Looks like Undefined behaviour to me: anything could happen.
I found this in the standard § 5.7 note 5
[quote=c++11 draft standard]..... If both the pointer operand and the result point to elements of the same array object, or one past the last element of the array object, the evaluation shall not produce an overflow; otherwise, the behaviour is undefined.[/quote]
When I ran it using the gear icon, I did not get a segfault.
There might be compiler options to warn against out bounds subscript.
You'll get a segFault when you try to read or write memory that the operating system thinks does not belong to you. In this case, clearly you are not writing to memory that the operating system thinks doesn't belong to you, so there is no segFault.
In this case, I expect that the in-memory layout of your variables is something like this:
ARRAY a (one byte) :: MANY EMPTY PADDING BYTES :: ARRAY b (one byte)
So when you try to write beyond the end of the array a, you are writing into the empty padding bytes. This region of memory was allocated to your program, so the OS has no problem with you writing to it. The OS doesn't know anything about sizes of your arrays or anything like that; it just knows the memory you're allowed to use, and the memory you're not allowed to use.
When you then try to write beyond array b, you are writing into memory that was NOT given to you by the OS, so it objects.
You can check the memory address of a and b and examine the memory between them to check the layout. The memory layout might not be what I guessed, but whatever it is, you're not getting a segFault when you write to a[1] because that memory space is part of the memory the OS is happy for you to write over.
So what have we learned? We have learned that the memory location at a[1] is memory that the OS gave you, and the memory at a[2] is memory the OS did not give you.
Can you imagine a way for that the be the case? You will have to actually think a little bit about how it could be possible.
Seriously, I told you how it works. You have now learned that a[2] indicates a memory location the OS believes you're not allowed to write to, and a[1] indicates a memory locationthe OS believes you are allowed to write to. Maybe the array a is at the end of your memory, and a[1] is an empty padding byte, and a[2] is memory the OS didn't give to you. Start thinking.
These sort of discussions / questions really don't lead anywhere. It's obviously bad practise, so don't do it. It's easy to code so these things don't happen, so go with that.

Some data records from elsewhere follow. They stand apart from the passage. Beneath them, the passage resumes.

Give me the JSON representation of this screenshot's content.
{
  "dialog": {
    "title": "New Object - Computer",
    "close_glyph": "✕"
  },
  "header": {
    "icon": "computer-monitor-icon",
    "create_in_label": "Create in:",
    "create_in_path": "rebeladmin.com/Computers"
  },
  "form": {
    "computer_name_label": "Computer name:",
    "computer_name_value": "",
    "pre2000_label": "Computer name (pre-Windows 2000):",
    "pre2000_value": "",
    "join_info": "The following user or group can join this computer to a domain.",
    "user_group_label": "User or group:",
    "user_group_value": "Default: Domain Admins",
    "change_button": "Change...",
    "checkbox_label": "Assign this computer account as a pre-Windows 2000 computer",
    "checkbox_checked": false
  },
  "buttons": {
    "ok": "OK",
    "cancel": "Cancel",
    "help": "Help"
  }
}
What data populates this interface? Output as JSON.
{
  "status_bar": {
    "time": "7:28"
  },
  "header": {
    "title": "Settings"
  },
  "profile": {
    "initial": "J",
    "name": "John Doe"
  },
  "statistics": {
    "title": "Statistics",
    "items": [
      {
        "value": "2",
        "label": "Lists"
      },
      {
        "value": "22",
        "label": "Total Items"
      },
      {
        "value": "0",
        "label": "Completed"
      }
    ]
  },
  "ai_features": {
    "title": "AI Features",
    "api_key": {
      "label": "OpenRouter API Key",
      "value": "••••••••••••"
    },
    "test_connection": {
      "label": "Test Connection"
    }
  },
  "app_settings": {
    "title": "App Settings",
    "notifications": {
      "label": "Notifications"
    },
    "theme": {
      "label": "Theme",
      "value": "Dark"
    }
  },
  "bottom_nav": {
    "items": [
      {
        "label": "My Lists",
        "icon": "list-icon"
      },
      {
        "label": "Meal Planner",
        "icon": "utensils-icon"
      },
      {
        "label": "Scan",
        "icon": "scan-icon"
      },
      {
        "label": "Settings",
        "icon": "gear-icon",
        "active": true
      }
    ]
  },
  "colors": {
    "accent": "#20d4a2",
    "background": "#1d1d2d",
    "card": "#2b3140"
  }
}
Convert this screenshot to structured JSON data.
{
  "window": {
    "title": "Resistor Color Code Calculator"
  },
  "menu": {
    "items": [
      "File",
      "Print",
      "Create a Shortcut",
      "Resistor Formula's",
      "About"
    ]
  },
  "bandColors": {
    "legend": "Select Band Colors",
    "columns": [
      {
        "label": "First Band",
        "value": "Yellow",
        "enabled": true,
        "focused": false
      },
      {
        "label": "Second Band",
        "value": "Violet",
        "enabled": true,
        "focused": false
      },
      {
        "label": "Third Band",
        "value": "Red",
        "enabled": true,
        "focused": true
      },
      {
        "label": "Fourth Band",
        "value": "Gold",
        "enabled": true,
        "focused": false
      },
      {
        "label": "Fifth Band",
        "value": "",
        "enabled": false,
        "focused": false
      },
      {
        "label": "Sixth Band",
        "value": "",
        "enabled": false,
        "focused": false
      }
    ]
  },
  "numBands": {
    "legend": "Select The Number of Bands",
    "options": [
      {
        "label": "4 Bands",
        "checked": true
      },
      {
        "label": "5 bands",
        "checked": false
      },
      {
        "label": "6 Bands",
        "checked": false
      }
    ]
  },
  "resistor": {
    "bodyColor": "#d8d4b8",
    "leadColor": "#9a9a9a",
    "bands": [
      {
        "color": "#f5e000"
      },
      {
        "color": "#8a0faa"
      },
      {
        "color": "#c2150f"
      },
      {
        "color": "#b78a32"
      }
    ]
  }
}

Interesting in your bio, you are "Software Developer on C, C++ , C# , Java Programming", so why questions such as these ?
> expecting segmentation fault
that was your mistake, it's undefined behaviour.
> It's easy to code so these things don't happen
I don't think so.
Also, they are hard to detect sometimes.
> In this case, clearly you are not writing to memory that the operating system
> thinks doesn't belong to you, so there is no segFault.
¿clearly? considering what you say later, I think this is backwards.
because you've got no segFault, then you may suppose that...
Edit: ¿is is guaranteed that `a' would be before `b'? ¿or that the program has access to all the memory in between?
Edit: ¿is is guaranteed that `a' would be before `b'? ¿or that the program has access to all the memory in between?
There are no guarantees about how the objects will be laid out in the memory. The C++ standard does (since c++11) discuss a memory model, but where to put variables is left to the implementer, and how the operating system hands out memory to processes and keeps an eye on that memory is nothing to do with C++.
because this is related to upper case ,lower case
It has nothing at all to do with upper case and lower case.
In C there is no bound checking to see if the subscripts used for an array exceeds the size of the array.Data entered with a subscript exceeding array size will simply be placed in memory outside the array or probably to of the other data.
Thus, to see to it that we do not reach beyond the array size, is entirely the programmer's botheration and not the compiler's.
Where as about seg fault:You'll get a segFault when you try to read or write memory that the operating system thinks does not belong to you.